PREOPERATIVE DIAGNOSIS: Right hip capsulitis with possible labral tearing and camera pincer impingement
POSTOPERATIVE DIAGNOSIS: Camera pincer impingement right hip with articular surface delamination, degenerative labral tearing and early osteoarthritis
OPERATION: Right hip arthroscopy with debridement of labrum and articular cartilage with conversion to open lateral incision with an acetabuloplasty, labral repair and femoral neck osteoplasty
SURGEON: ANESTHESIA: General

INDICATIONS: Patient has continued to have pain and got about two days of relief with a Cortisone shot. He has been unable to gain his motion back. He has some referred lateral pain as well. Both his MRI and x-rays were not significant for arthritis. He did have some cam pincer changes.

PROCEDURE: The patient was taken to the operating room. We had discussed arthroscopic versus possible opening if his capsule was tight and he was having difficulty being able to get into the bony procedure. He was then placed in the lateral position after a time out was performed. He had a sterile prep and drape in the usual fashion. Smith and Nephew lateral positioner was performed and the foot well padded. I checked the range of motion of the hip which was limited with extension and internal rotation.

He had an anterolateral portal made after localization with the needle and an ??????? wire was then placed with dilating up for placement of the anterolateral cannula. An anterior portal was then made but I had to actually pull back and do a capsulotomy because of how tight he was and I was having difficulty getting in from his anterior capsule being somewhat adherent.

After a period I could put a needle in but I was having trouble dilating up and thus a shaver was then brought in and used to clean up the labrum and the articular cartilage as particularly anteriorly but even posteriorly he had some delamination at the edge of the articular margin and the labrum. I cleaned up a little bit of the fovea and the ligament of teres was not torn. Inferiorly he was unremarkable. I thus converted him to an open procedure.

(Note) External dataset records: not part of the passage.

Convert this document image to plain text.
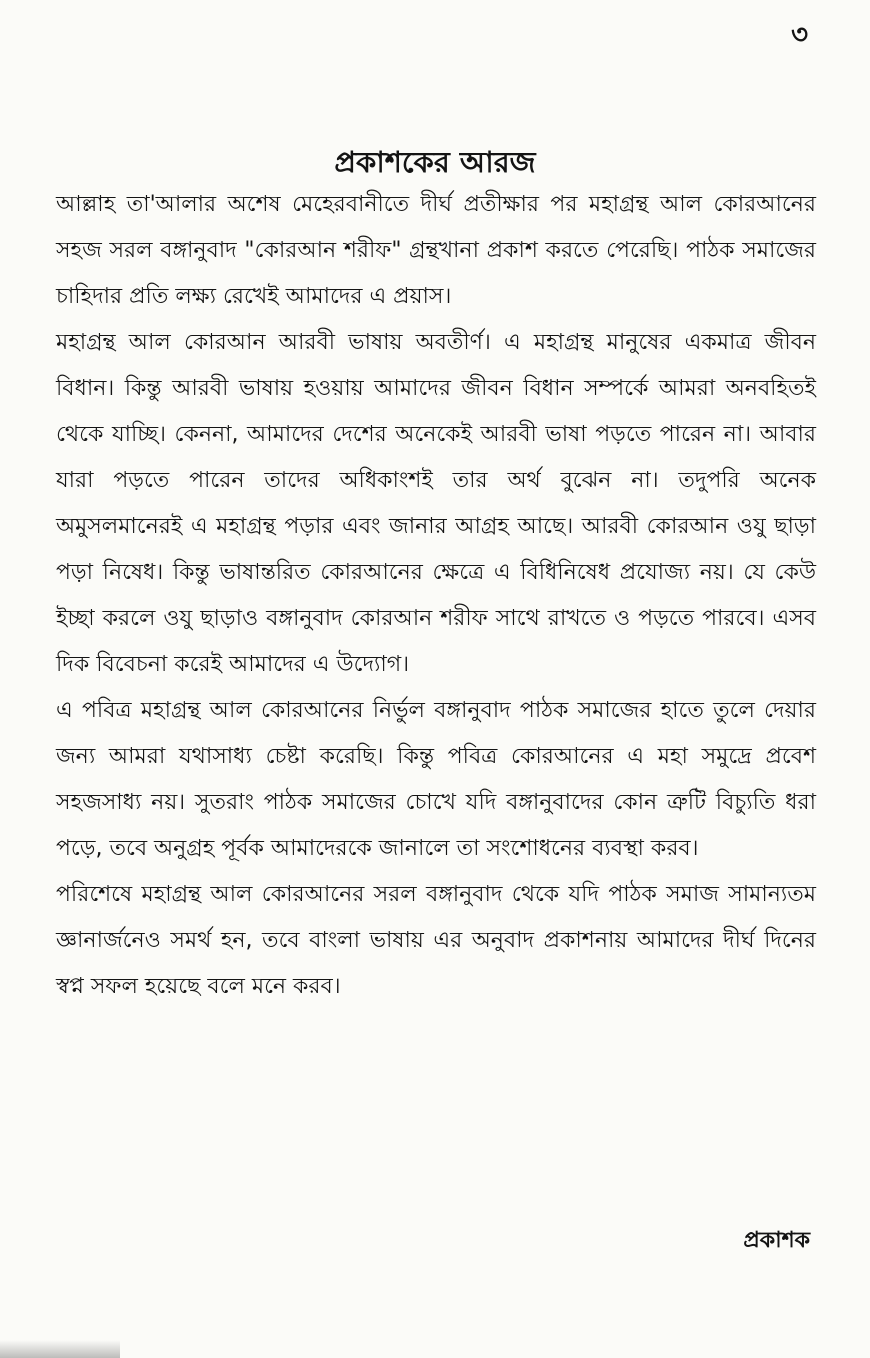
৩
প্রকাশকের আরজ

আল্লাহ তা'আলার অশেষ মেহেরবানীতে দীর্ঘ প্রতীক্ষার পর মহাগ্রন্থ আল কোরআনের সহজ সরল বঙ্গানুবাদ "কোরআন শরীফ" গ্রন্থখানা প্রকাশ করতে পেরেছি। পাঠক সমাজের চাহিদার প্রতি লক্ষ্য রেখেই আমাদের এ প্রয়াস।

মহাগ্রন্থ আল কোরআন আরবী ভাষায় অবতীর্ণ। এ মহাগ্রন্থ মানুষের একমাত্র জীবন বিধান। কিন্তু আরবী ভাষায় হওয়ায় আমাদের জীবন বিধান সম্পর্কে আমরা অনবহিতই থেকে যাচ্ছি। কেননা, আমাদের দেশের অনেকেই আরবী ভাষা পড়তে পারেন না। আবার যারা পড়তে পারেন তাদের অধিকাংশই তার অর্থ বুঝেন না। তদুপরি অনেক অমুসলমানেরই এ মহাগ্রন্থ পড়ার এবং জানার আগ্রহ আছে। আরবী কোরআন ওযু ছাড়া পড়া নিষেধ। কিন্তু ভাষান্তরিত কোরআনের ক্ষেত্রে এ বিধিনিষেধ প্রযোজ্য নয়। যে কেউ ইচ্ছা করলে ওযু ছাড়াও বঙ্গানুবাদ কোরআন শরীফ সাথে রাখতে ও পড়তে পারবে। এসব দিক বিবেচনা করেই আমাদের এ উদ্যোগ।

এ পবিত্র মহাগ্রন্থ আল কোরআনের নির্ভুল বঙ্গানুবাদ পাঠক সমাজের হাতে তুলে দেয়ার জন্য আমরা যথাসাধ্য চেষ্টা করেছি। কিন্তু পবিত্র কোরআনের এ মহা সমুদ্রে প্রবেশ সহজসাধ্য নয়। সুতরাং পাঠক সমাজের চোখে যদি বঙ্গানুবাদের কোন ত্রুটি বিচ্যুতি ধরা পড়ে, তবে অনুগ্রহ পূর্বক আমাদেরকে জানালে তা সংশোধনের ব্যবস্থা করব।

পরিশেষে মহাগ্রন্থ আল কোরআনের সরল বঙ্গানুবাদ থেকে যদি পাঠক সমাজ সামান্যতম জ্ঞানার্জনেও সমর্থ হন, তবে বাংলা ভাষায় এর অনুবাদ প্রকাশনায় আমাদের দীর্ঘ দিনের স্বপ্ন সফল হয়েছে বলে মনে করব।

প্রকাশক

He had a lateral incision made which was extended down and retractors placed. A T-shaped capsular incision was made. I peeled off the labrum to be able to do an acetabuloplasty and take off some of the pincer mechanism. Traction was taken off to allow for the femoral neck after I had repaired the labrum of which a portion of it was not reparable. I could repair it up to about the 11 to 11:30 position from anteriorly but he had a little bit from the 10 to the 11:30 position where his labrum was torn enough. He did have some speckling of the articular cartilage more towards the lateral aspect. He was noted to have some capsulitis and some synovium sitting particularly over the area of the femoral neck that I had to remove in order to allow for excision of the bone. The labrum had been repaired with an Arthrex Bio stay tack anchor that was passed around the labrum and tied as a simple stitch with the knot up on the acetabulum. A C-arm intensifier was used for the arthroscopic part of the procedure.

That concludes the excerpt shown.